Take the word “protection.”

Miriam Webster defines it as “something that keeps a person or thing from being harmed.” That’s clear and succinct and it informs any literate adult what the Environmental Protection Agency is supposed to do. It’s supposed to keep the environment safe from harm.

That has been its function for most of the time since it was created in 1971 at the urging of President Richard M. Nixon. Not so today under the administration of Scott Pruitt, President Donald Trump’s incongruous choice to be the 14th head of the EPA.

As attorney general of Oklahoma, Pruitt had a long history of hostility toward the EPA and its mission. He also had a history of accepting large sums of money from the fossil-fuel industry and of currying favor with the industry and its lobbyists.

As administrator of the EPA, Pruitt has continued to act as a protector of fossil fuel and chemical company interests, but the nation has also gotten to see a blatantly self-serving side of the man.

He believes he deserves to be treated better than other federal government employees – including the other 13 men and women who have headed the EPA. He claims a blanket dispensation from travel restrictions that apply to other government employees, flying first class and staying in more expensive hotels than those that are approved for government employees. And he travels a lot, meaning the taxpayers are picking up hundreds of thousands of dollars in additional costs.

He claimed for the first time that the EPA administrator requires 24/7 security protection, based on threats to his safety. This has already cost the taxpayers about $3 million more than was spent on security for any of his predecessors during a similar period.

Challenged to produce evidence of threats against his safety that warranted his flying first class or having an unprecedented level of protection, Pruitt’s office could produce only instances of his having been subject to rude remarks by passers-by when occasionally recognized in airports.

Taxpayers are spending millions to protect his fragile ego while Pruitt is charging ahead with President Trump’s budget plan to cut EPA expenditures on scientists and other staff by nearly a quarter.

Closing the doors

Pruitt is ushering the EPA into a new era of secrecy and an attitude that relies less on established environmental science. Its website has been restructured to remove thousands of historic documents, especially those supporting the concept of climate change. Pruitt is not convinced that man is capable of altering the climate.

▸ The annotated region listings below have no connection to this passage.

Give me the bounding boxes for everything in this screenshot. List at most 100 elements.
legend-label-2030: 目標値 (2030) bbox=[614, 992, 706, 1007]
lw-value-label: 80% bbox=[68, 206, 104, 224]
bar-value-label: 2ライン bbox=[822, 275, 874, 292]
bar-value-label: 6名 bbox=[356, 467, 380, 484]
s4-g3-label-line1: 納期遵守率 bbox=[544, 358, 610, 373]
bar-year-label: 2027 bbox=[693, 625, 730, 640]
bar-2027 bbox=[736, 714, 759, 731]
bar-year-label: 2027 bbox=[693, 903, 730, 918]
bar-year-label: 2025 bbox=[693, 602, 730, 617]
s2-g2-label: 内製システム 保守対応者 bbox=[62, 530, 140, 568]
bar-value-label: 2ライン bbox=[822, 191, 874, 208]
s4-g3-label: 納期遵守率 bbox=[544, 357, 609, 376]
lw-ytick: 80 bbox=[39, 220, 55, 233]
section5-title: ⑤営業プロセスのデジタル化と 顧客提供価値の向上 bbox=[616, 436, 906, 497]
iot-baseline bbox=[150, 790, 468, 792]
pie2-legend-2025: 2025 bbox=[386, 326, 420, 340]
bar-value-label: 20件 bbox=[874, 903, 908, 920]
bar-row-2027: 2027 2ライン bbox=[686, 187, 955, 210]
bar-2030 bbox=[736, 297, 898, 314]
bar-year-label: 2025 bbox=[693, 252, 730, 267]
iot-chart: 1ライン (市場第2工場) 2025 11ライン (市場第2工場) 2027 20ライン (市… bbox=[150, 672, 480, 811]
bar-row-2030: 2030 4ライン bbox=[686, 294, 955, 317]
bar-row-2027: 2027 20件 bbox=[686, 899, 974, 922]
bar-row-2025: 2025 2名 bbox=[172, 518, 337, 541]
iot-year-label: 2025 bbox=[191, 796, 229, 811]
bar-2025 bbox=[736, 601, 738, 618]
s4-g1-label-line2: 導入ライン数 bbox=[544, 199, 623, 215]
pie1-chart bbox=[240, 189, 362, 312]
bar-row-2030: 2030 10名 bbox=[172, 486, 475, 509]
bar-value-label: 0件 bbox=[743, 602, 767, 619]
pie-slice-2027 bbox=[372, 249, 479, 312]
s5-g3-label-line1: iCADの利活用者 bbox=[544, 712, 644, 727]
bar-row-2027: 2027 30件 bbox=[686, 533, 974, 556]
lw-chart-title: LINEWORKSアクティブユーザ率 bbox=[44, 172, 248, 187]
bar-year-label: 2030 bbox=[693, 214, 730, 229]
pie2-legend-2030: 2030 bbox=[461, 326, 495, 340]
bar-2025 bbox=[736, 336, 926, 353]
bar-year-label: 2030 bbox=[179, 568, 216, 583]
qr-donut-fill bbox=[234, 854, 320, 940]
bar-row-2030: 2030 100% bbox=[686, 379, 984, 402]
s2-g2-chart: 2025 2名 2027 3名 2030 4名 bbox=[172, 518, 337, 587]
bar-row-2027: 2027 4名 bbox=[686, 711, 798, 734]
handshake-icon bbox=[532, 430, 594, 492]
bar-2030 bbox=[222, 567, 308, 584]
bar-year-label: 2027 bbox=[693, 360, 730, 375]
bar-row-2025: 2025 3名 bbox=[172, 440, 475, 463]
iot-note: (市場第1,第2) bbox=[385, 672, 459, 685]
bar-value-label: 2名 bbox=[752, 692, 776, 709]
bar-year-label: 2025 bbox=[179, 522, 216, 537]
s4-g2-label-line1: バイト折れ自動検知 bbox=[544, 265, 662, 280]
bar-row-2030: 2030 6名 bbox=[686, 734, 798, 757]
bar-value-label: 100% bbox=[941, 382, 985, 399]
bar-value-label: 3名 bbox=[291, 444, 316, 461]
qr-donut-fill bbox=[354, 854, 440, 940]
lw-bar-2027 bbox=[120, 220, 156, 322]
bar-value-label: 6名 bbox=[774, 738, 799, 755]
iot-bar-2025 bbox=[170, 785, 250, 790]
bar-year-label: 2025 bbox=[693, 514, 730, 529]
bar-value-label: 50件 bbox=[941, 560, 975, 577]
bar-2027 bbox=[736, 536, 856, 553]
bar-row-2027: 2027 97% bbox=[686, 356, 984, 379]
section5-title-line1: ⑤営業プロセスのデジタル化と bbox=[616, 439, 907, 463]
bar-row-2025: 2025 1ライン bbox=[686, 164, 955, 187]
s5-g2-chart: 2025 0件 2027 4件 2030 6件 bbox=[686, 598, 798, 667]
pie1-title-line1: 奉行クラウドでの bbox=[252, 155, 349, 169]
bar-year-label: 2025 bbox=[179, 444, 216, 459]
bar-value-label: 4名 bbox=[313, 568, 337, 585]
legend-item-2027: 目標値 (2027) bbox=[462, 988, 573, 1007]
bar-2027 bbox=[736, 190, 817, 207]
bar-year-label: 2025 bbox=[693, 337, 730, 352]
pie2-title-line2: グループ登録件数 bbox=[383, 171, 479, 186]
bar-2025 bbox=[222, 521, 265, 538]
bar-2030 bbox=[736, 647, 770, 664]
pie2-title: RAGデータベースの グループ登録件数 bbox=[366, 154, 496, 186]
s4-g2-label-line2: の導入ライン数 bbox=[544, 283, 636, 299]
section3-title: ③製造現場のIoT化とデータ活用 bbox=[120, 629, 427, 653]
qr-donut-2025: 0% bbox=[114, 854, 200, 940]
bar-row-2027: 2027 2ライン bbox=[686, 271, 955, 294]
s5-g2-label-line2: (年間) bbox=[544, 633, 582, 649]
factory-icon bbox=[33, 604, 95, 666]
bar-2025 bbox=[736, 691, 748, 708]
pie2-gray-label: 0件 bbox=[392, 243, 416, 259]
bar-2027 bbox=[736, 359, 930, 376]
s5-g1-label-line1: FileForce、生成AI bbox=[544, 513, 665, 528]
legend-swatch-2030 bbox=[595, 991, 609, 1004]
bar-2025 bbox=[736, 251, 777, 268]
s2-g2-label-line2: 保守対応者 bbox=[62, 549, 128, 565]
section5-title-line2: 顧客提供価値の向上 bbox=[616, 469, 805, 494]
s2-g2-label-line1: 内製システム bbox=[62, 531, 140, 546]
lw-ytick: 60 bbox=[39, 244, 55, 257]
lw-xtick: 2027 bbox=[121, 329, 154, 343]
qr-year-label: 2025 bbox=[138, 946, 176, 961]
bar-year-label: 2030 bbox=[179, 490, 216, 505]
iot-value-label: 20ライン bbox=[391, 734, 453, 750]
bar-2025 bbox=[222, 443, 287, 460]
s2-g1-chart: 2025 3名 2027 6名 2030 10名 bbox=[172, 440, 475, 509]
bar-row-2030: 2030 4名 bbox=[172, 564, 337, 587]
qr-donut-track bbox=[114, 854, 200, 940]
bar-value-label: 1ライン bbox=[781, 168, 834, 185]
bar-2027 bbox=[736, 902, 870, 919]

Two weeks ago, reporters from CNN, the Associated Press and E&E, an environmental trade publication, were blocked from attending an EPA conference on water contamination. An AP reporter who refused to leave the building was forced out the door by security guards.

Coincidentally those news agencies had recently run unflattering pieces about Pruitt, including how he was revamping the Scientific Advisory Board to reflect his personal unscientific world view.

Pruitt’s need to be pampered goes beyond first-class travel and round-the-clock security.

Recent revelations include his use of government employees as personal assistants. During a May 18 interview with the House Oversight Committee, Pruitt’s director of scheduling, Millan Hupp, said that Pruitt had her spend days scouting apartments for him in the Washington area and even had her research buying a used mattress from the Trump International Hotel in Washington.

The New York Times has reported that Pruitt and his son sat in seats last December at a University of Kentucky basketball game in Lexington that were reserved for donors who contribute a minimum of $1 million to the school. The seats belong to billionaire coal company executive Joseph W. Craft III. An EPA spokesman said Pruitt paid Craft the face value of the tickets – $130 each – in cash.

Meanwhile, Republicans who control Congress are going through the motions of conducting hearings into Pruitt’s more outrageous transgressions, but they show no interest in discussing the larger issue of his dismantling of the EPA.

Pruitt can waste money, break the law, open the EPA to outside influence from the industries it is supposed to police, replace science with ideology, close the public out of what the EPA is doing and even endanger the public and first responders. He can do all that and more as long as he changes the EPA into the EDA – Environmental Deregulation Agency.